The court clarified that while Order XLI Rule 5 of the Civil Procedure Code (CPC) empowers appellate courts to stay execution of a decree, such power must be exercised with caution and on sufficient cause being shown.
“Mere filing of an appeal against an order of execution shall not ipso facto operate as a stay of proceedings,” the judgment noted. “A stay can be granted only through a specific, reasoned order after proper application of mind.”
Exceptional case for unconditional stay
Upholding the High Court’s view that the case warranted an unconditional stay, the Supreme Court laid down broad parameters for such relief.
“For the grant of the benefit of an unconditional stay of execution of a decree, an exceptional case has to be made out.

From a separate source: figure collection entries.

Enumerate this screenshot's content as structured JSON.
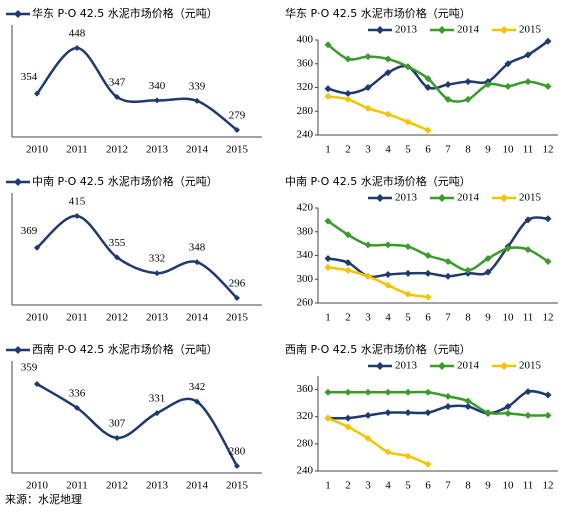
{
  "chart_data": [
    {
      "type": "line",
      "title": "华东 P·O 42.5 水泥市场价格（元吨）",
      "categories": [
        "2010",
        "2011",
        "2012",
        "2013",
        "2014",
        "2015"
      ],
      "smooth": true,
      "data_labels": true,
      "series": [
        {
          "color": "#1f3a6e",
          "values": [
            354,
            448,
            347,
            340,
            339,
            279
          ]
        }
      ]
    },
    {
      "type": "line",
      "title": "华东 P·O 42.5 水泥市场价格（元吨）",
      "categories": [
        "1",
        "2",
        "3",
        "4",
        "5",
        "6",
        "7",
        "8",
        "9",
        "10",
        "11",
        "12"
      ],
      "smooth": true,
      "ylim": [
        240,
        400
      ],
      "yticks": [
        240,
        280,
        320,
        360,
        400
      ],
      "series": [
        {
          "name": "2013",
          "color": "#1f3a6e",
          "values": [
            318,
            310,
            320,
            345,
            355,
            320,
            325,
            330,
            330,
            360,
            375,
            398
          ]
        },
        {
          "name": "2014",
          "color": "#3a9a2a",
          "values": [
            392,
            368,
            372,
            368,
            355,
            335,
            300,
            300,
            325,
            322,
            330,
            322
          ]
        },
        {
          "name": "2015",
          "color": "#f5c400",
          "values": [
            305,
            300,
            285,
            275,
            262,
            248,
            null,
            null,
            null,
            null,
            null,
            null
          ]
        }
      ]
    },
    {
      "type": "line",
      "title": "中南 P·O 42.5 水泥市场价格（元吨）",
      "categories": [
        "2010",
        "2011",
        "2012",
        "2013",
        "2014",
        "2015"
      ],
      "smooth": true,
      "data_labels": true,
      "series": [
        {
          "color": "#1f3a6e",
          "values": [
            369,
            415,
            355,
            332,
            348,
            296
          ]
        }
      ]
    },
    {
      "type": "line",
      "title": "中南 P·O 42.5 水泥市场价格（元吨）",
      "categories": [
        "1",
        "2",
        "3",
        "4",
        "5",
        "6",
        "7",
        "8",
        "9",
        "10",
        "11",
        "12"
      ],
      "smooth": true,
      "ylim": [
        260,
        420
      ],
      "yticks": [
        260,
        300,
        340,
        380,
        420
      ],
      "series": [
        {
          "name": "2013",
          "color": "#1f3a6e",
          "values": [
            335,
            328,
            305,
            308,
            310,
            310,
            305,
            310,
            312,
            355,
            400,
            402
          ]
        },
        {
          "name": "2014",
          "color": "#3a9a2a",
          "values": [
            398,
            375,
            358,
            358,
            355,
            340,
            330,
            315,
            335,
            352,
            350,
            330
          ]
        },
        {
          "name": "2015",
          "color": "#f5c400",
          "values": [
            320,
            315,
            305,
            290,
            275,
            270,
            null,
            null,
            null,
            null,
            null,
            null
          ]
        }
      ]
    },
    {
      "type": "line",
      "title": "西南 P·O 42.5 水泥市场价格（元吨）",
      "categories": [
        "2010",
        "2011",
        "2012",
        "2013",
        "2014",
        "2015"
      ],
      "smooth": true,
      "data_labels": true,
      "series": [
        {
          "color": "#1f3a6e",
          "values": [
            359,
            336,
            307,
            331,
            342,
            280
          ]
        }
      ]
    },
    {
      "type": "line",
      "title": "西南 P·O 42.5 水泥市场价格（元吨）",
      "categories": [
        "1",
        "2",
        "3",
        "4",
        "5",
        "6",
        "7",
        "8",
        "9",
        "10",
        "11",
        "12"
      ],
      "smooth": true,
      "ylim": [
        240,
        380
      ],
      "yticks": [
        240,
        280,
        320,
        360
      ],
      "series": [
        {
          "name": "2013",
          "color": "#1f3a6e",
          "values": [
            318,
            318,
            322,
            326,
            326,
            326,
            335,
            335,
            325,
            335,
            357,
            352
          ]
        },
        {
          "name": "2014",
          "color": "#3a9a2a",
          "values": [
            356,
            356,
            356,
            356,
            356,
            356,
            350,
            343,
            326,
            325,
            322,
            322
          ]
        },
        {
          "name": "2015",
          "color": "#f5c400",
          "values": [
            318,
            305,
            288,
            268,
            262,
            250,
            null,
            null,
            null,
            null,
            null,
            null
          ]
        }
      ]
    }
  ],
  "source": "来源：水泥地理"
}
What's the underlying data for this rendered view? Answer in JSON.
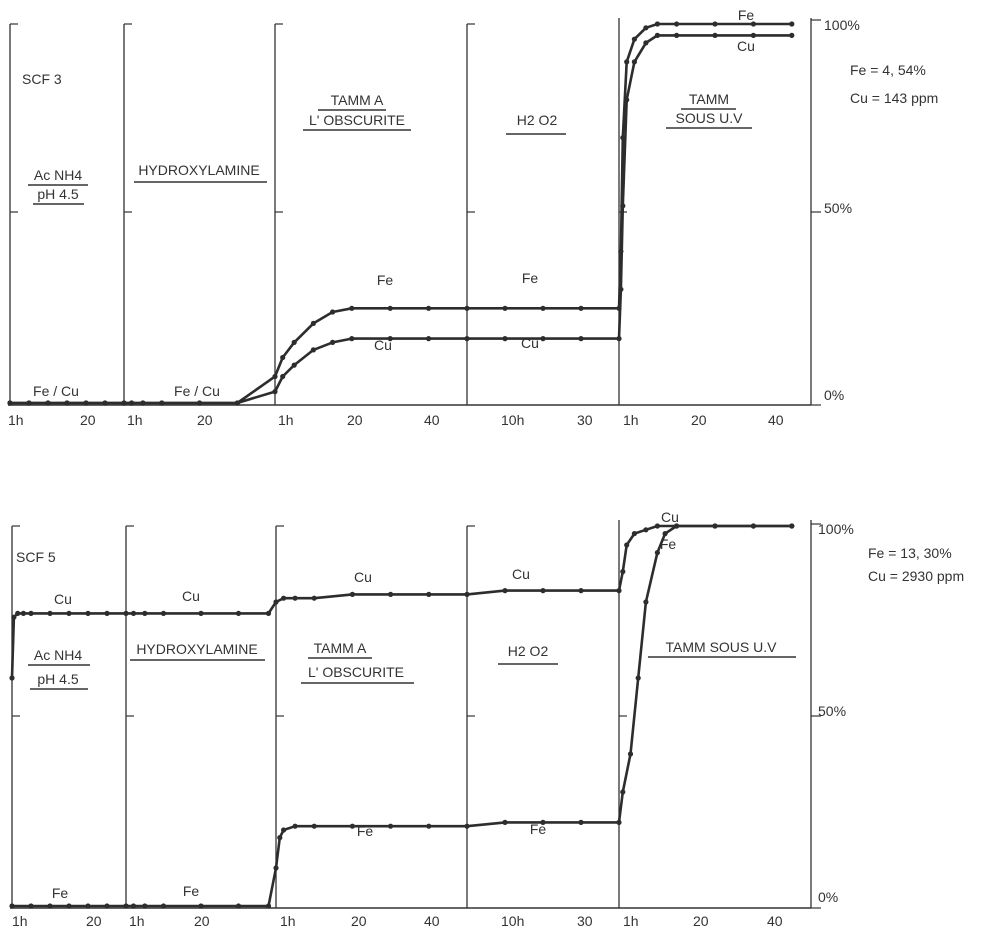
{
  "chart_data": [
    {
      "type": "line",
      "sample": "SCF 3",
      "info": [
        "Fe = 4, 54%",
        "Cu = 143 ppm"
      ],
      "y_ticks": [
        "100%",
        "50%",
        "0%"
      ],
      "ylim": [
        0,
        100
      ],
      "stages": [
        {
          "label": [
            "Ac NH4",
            "pH 4.5"
          ],
          "ticks": [
            "1h",
            "20"
          ],
          "duration": 30
        },
        {
          "label": [
            "HYDROXYLAMINE"
          ],
          "ticks": [
            "1h",
            "20"
          ],
          "duration": 40
        },
        {
          "label": [
            "TAMM A",
            "L' OBSCURITE"
          ],
          "ticks": [
            "1h",
            "20",
            "40"
          ],
          "duration": 50
        },
        {
          "label": [
            "H2 O2"
          ],
          "ticks": [
            "10h",
            "30"
          ],
          "duration": 40
        },
        {
          "label": [
            "TAMM",
            "SOUS U.V"
          ],
          "ticks": [
            "1h",
            "20",
            "40"
          ],
          "duration": 50
        }
      ],
      "series": [
        {
          "name": "Fe",
          "points": [
            [
              0,
              0
            ],
            [
              5,
              0
            ],
            [
              10,
              0
            ],
            [
              15,
              0
            ],
            [
              20,
              0
            ],
            [
              25,
              0
            ],
            [
              30,
              0
            ],
            [
              32,
              0
            ],
            [
              35,
              0
            ],
            [
              40,
              0
            ],
            [
              50,
              0
            ],
            [
              60,
              0
            ],
            [
              70,
              7
            ],
            [
              72,
              12
            ],
            [
              75,
              16
            ],
            [
              80,
              21
            ],
            [
              85,
              24
            ],
            [
              90,
              25
            ],
            [
              100,
              25
            ],
            [
              110,
              25
            ],
            [
              120,
              25
            ],
            [
              130,
              25
            ],
            [
              140,
              25
            ],
            [
              150,
              25
            ],
            [
              160,
              25
            ],
            [
              160.5,
              40
            ],
            [
              161,
              70
            ],
            [
              162,
              90
            ],
            [
              164,
              96
            ],
            [
              167,
              99
            ],
            [
              170,
              100
            ],
            [
              175,
              100
            ],
            [
              185,
              100
            ],
            [
              195,
              100
            ],
            [
              205,
              100
            ]
          ],
          "labels": [
            "Fe",
            "Fe",
            "Fe"
          ]
        },
        {
          "name": "Cu",
          "points": [
            [
              0,
              0
            ],
            [
              5,
              0
            ],
            [
              10,
              0
            ],
            [
              15,
              0
            ],
            [
              20,
              0
            ],
            [
              25,
              0
            ],
            [
              30,
              0
            ],
            [
              32,
              0
            ],
            [
              35,
              0
            ],
            [
              40,
              0
            ],
            [
              50,
              0
            ],
            [
              60,
              0
            ],
            [
              70,
              3
            ],
            [
              72,
              7
            ],
            [
              75,
              10
            ],
            [
              80,
              14
            ],
            [
              85,
              16
            ],
            [
              90,
              17
            ],
            [
              100,
              17
            ],
            [
              110,
              17
            ],
            [
              120,
              17
            ],
            [
              130,
              17
            ],
            [
              140,
              17
            ],
            [
              150,
              17
            ],
            [
              160,
              17
            ],
            [
              160.5,
              30
            ],
            [
              161,
              52
            ],
            [
              162,
              80
            ],
            [
              164,
              90
            ],
            [
              167,
              95
            ],
            [
              170,
              97
            ],
            [
              175,
              97
            ],
            [
              185,
              97
            ],
            [
              195,
              97
            ],
            [
              205,
              97
            ]
          ],
          "labels": [
            "Cu",
            "Cu",
            "Cu"
          ]
        }
      ],
      "shared_labels": [
        "Fe / Cu",
        "Fe / Cu"
      ]
    },
    {
      "type": "line",
      "sample": "SCF 5",
      "info": [
        "Fe = 13, 30%",
        "Cu = 2930 ppm"
      ],
      "y_ticks": [
        "100%",
        "50%",
        "0%"
      ],
      "ylim": [
        0,
        100
      ],
      "stages": [
        {
          "label": [
            "Ac NH4",
            "pH 4.5"
          ],
          "ticks": [
            "1h",
            "20"
          ],
          "duration": 30
        },
        {
          "label": [
            "HYDROXYLAMINE"
          ],
          "ticks": [
            "1h",
            "20"
          ],
          "duration": 40
        },
        {
          "label": [
            "TAMM A",
            "L' OBSCURITE"
          ],
          "ticks": [
            "1h",
            "20",
            "40"
          ],
          "duration": 50
        },
        {
          "label": [
            "H2 O2"
          ],
          "ticks": [
            "10h",
            "30"
          ],
          "duration": 40
        },
        {
          "label": [
            "TAMM SOUS U.V"
          ],
          "ticks": [
            "1h",
            "20",
            "40"
          ],
          "duration": 50
        }
      ],
      "series": [
        {
          "name": "Cu",
          "points": [
            [
              0,
              60
            ],
            [
              0.5,
              76
            ],
            [
              1.5,
              77
            ],
            [
              3,
              77
            ],
            [
              5,
              77
            ],
            [
              10,
              77
            ],
            [
              15,
              77
            ],
            [
              20,
              77
            ],
            [
              25,
              77
            ],
            [
              30,
              77
            ],
            [
              32,
              77
            ],
            [
              35,
              77
            ],
            [
              40,
              77
            ],
            [
              50,
              77
            ],
            [
              60,
              77
            ],
            [
              68,
              77
            ],
            [
              70,
              80
            ],
            [
              72,
              81
            ],
            [
              75,
              81
            ],
            [
              80,
              81
            ],
            [
              90,
              82
            ],
            [
              100,
              82
            ],
            [
              110,
              82
            ],
            [
              120,
              82
            ],
            [
              130,
              83
            ],
            [
              140,
              83
            ],
            [
              150,
              83
            ],
            [
              160,
              83
            ],
            [
              161,
              88
            ],
            [
              162,
              95
            ],
            [
              164,
              98
            ],
            [
              167,
              99
            ],
            [
              170,
              100
            ],
            [
              175,
              100
            ],
            [
              185,
              100
            ],
            [
              195,
              100
            ],
            [
              205,
              100
            ]
          ],
          "labels": [
            "Cu",
            "Cu",
            "Cu",
            "Cu",
            "Cu"
          ]
        },
        {
          "name": "Fe",
          "points": [
            [
              0,
              0
            ],
            [
              5,
              0
            ],
            [
              10,
              0
            ],
            [
              15,
              0
            ],
            [
              20,
              0
            ],
            [
              25,
              0
            ],
            [
              30,
              0
            ],
            [
              32,
              0
            ],
            [
              35,
              0
            ],
            [
              40,
              0
            ],
            [
              50,
              0
            ],
            [
              60,
              0
            ],
            [
              68,
              0
            ],
            [
              70,
              10
            ],
            [
              71,
              18
            ],
            [
              72,
              20
            ],
            [
              75,
              21
            ],
            [
              80,
              21
            ],
            [
              90,
              21
            ],
            [
              100,
              21
            ],
            [
              110,
              21
            ],
            [
              120,
              21
            ],
            [
              130,
              22
            ],
            [
              140,
              22
            ],
            [
              150,
              22
            ],
            [
              160,
              22
            ],
            [
              161,
              30
            ],
            [
              163,
              40
            ],
            [
              165,
              60
            ],
            [
              167,
              80
            ],
            [
              170,
              93
            ],
            [
              172,
              98
            ],
            [
              175,
              100
            ],
            [
              185,
              100
            ],
            [
              195,
              100
            ],
            [
              205,
              100
            ]
          ],
          "labels": [
            "Fe",
            "Fe",
            "Fe",
            "Fe",
            "Fe"
          ]
        }
      ]
    }
  ]
}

This discretion must not be exercised arbitrarily, but only sparingly and in view of the peculiar facts and attending circumstances,” Justice Pardiwala wrote.
The Bench said a case could be considered “exceptional” if the decree in question was “egregiously perverse, riddled with patent illegalities, or facially untenable.”
Findings against Lifestyle Equities
The court took note of the High Court’s detailed findings that the ex parte decree of February 2025, which awarded damages of ₹336 crore to Lifestyle Equities over alleged infringement of its Beverly Hills Polo Club mark, was passed without valid service of summons on Amazon.
“It is apparent that the learned Single Judge was in error in proceeding ex parte against Amazon Tech,” the Bench quoted from the High Court’s findings, noting that no summons was ever served on Amazon after 8 March 2021.
The Supreme Court also referred to the High Court’s observations that Lifestyle had inflated its damages claim from ₹2 crore to ₹3,780 crore “merely in written submissions after conclusion of arguments, without amending the plaint or serving a copy on Amazon.”
“The basis for the claim for damages is, at all costs, to be contained in the pleadings of the plaintiff. It cannot be reserved for evidence,” the Bench reiterated, citing the High Court’s finding that the trial court’s decree lacked any legal foundation.
The Division Bench of the High Court had found no sustainable finding of infringement by Amazon, holding that “allegations against Amazon were merely shots in the dark, without any knowledge of the actual state of affairs.”
Clarifying the law on stay of execution
The Supreme Court’s 73-page ruling also undertook a detailed analysis of Order XLI Rule 5 CPC, clarifying that while courts generally require a deposit of decretal amount before granting a stay of a money decree, it is not a mandatory precondition.
“A deposit is not a condition precedent for an order of stay,” the Bench held. “The appellate court has discretion to impose such a condition depending on the facts and circumstances of each case.”
The court concluded by directing that its judgment be circulated to all High Courts to ensure uniform application of the law on grant or refusal of stay under Order XLI CPC.
“We should not disturb the impugned judgment and order passed by the Division Bench of the High Court,” the Bench said. “The main appeal shall be decided on its own merits and without being influenced in any manner by any of the observations made herein.”